Boyd Tonkin urges us to read Milton today, because he will speak to us if we will listen. April is the 350th anniversary of Paradise Lost‘s publication. (via Prufrock News)

One of Milton’s Homes Abandoned

Distressed room in Berkyn
The great John Milton lived in Berkyn Manor (known later as the Bull Manor), a house in Horton near Slough, Berkshire, for about three years (1636-1638). He was out of Cambridge, apparently due to a conflict with his tutor, and was living with his parents. He didn’t write his greatest works there. Paradise Lost was published in 1667. He worked on it at his cottage, which is open to literary tourists.

Photographers have drawn attention to the Berkyn Manor by distributing their shots of the dilapidated interior, which has been sitting empty since it’s last owner died in 1987.

‘The Devil’s Pleasure Palace,’ by Michael Walsh

It is the thesis of this book that the heroic narrative is not simply our way of telling ourselves comforting fairy tales about the ultimate triumph of Good over Evil, but an implanted moral compass that guides even the least religious among us.
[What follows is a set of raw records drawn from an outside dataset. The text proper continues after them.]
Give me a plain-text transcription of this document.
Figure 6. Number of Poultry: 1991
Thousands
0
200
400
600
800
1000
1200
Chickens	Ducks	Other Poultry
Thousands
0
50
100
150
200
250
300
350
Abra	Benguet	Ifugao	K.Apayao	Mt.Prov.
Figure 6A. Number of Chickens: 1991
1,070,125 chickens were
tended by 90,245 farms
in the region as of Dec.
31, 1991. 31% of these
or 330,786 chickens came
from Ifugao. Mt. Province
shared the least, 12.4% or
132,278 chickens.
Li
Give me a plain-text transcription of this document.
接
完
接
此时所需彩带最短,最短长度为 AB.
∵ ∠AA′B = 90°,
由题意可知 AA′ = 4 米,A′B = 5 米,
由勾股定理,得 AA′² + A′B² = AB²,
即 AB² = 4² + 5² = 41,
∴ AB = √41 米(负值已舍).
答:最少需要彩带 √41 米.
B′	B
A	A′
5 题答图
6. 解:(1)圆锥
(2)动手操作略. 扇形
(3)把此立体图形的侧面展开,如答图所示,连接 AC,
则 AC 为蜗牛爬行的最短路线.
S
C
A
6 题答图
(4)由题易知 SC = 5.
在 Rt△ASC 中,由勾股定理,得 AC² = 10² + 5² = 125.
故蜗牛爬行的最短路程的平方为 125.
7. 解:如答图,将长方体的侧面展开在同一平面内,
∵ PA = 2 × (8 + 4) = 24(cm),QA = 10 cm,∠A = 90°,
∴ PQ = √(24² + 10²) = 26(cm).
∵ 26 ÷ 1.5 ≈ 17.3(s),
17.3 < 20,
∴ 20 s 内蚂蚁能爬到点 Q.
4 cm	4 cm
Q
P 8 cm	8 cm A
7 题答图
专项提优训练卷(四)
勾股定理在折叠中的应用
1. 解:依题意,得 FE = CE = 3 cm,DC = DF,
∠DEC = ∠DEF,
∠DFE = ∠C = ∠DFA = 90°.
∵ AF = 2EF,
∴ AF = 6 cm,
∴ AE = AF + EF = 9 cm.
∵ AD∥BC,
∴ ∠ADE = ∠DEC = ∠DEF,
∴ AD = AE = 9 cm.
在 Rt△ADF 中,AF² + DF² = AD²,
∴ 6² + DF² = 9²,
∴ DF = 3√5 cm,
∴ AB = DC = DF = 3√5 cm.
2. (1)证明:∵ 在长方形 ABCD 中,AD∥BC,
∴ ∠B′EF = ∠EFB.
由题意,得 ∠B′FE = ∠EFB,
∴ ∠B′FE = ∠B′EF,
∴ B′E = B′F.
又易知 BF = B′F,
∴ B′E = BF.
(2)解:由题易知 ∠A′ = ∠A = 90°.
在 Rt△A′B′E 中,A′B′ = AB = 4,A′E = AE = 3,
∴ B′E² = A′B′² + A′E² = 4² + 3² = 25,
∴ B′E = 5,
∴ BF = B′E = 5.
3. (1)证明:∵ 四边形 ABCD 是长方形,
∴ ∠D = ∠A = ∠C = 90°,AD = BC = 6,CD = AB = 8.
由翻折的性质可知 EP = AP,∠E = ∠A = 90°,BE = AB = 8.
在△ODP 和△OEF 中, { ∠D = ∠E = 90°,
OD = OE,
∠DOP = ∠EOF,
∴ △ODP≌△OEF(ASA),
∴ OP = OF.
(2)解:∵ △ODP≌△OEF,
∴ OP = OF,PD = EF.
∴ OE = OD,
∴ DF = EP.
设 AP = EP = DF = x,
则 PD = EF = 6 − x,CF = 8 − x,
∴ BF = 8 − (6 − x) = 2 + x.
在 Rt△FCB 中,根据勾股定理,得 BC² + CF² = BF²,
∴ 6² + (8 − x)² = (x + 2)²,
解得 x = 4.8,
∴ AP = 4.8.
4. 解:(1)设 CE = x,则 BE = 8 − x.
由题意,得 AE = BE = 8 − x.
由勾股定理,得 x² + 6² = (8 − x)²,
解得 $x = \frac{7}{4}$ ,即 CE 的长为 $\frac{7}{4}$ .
In a book at once learned, insightful, inspirational, and maddening, Michael Walsh, former Time Magazine associate editor and current New York Post columnist, finds a useful lens through which to examine the culture wars of our time. The conflict goes beyond religion vs. atheism, or left vs. right, he tells us in The Devil’s Pleasure Palace. It’s about stories. It’s about the basic narrative through which we view history.

This, of course, is a point of view that pleases me immensely.

All human cultures, Walsh argues, have told their stories in the basic three-act form, the “ur-Narrative” – something is lost, a battle is fought, and the lost thing (or something better) is regained.

Against this, the modern left sets its own narrative of history, based on deconstruction, adopted from the poisonous thinkers of the Frankfurt School of philosophy who fled to America from Hitler in the 1930, took up residence, accepted the freedom and plenty of the country, and immediately began to plot to bring it all down in flames. Because they believe in destroying the good, to make way for their perfect dream of the socialist society.

I appreciated Walsh’s well-informed critique of the Frankfurt School thinkers and their influence. I was less enamored of his depiction of the “ur-Narrative.” He writes frankly from a Christian (Catholic) point of view, but his depiction of Christian theology is pretty idiosyncratic. It helps to remember that he bases his view of the narrative of the Fall of Man, not actually on Genesis, but on Milton’s poem “Paradise Lost.” And even in that, he stretches the text a bit to make a non-Miltonian, semi-Catholic point.

But I still found The Devil’s Pleasure Palace immensely fascinating and informative. Walsh has hope for the future of our culture. I’m not sure I share it. But I’m glad I read the book. Recommended, with cautions.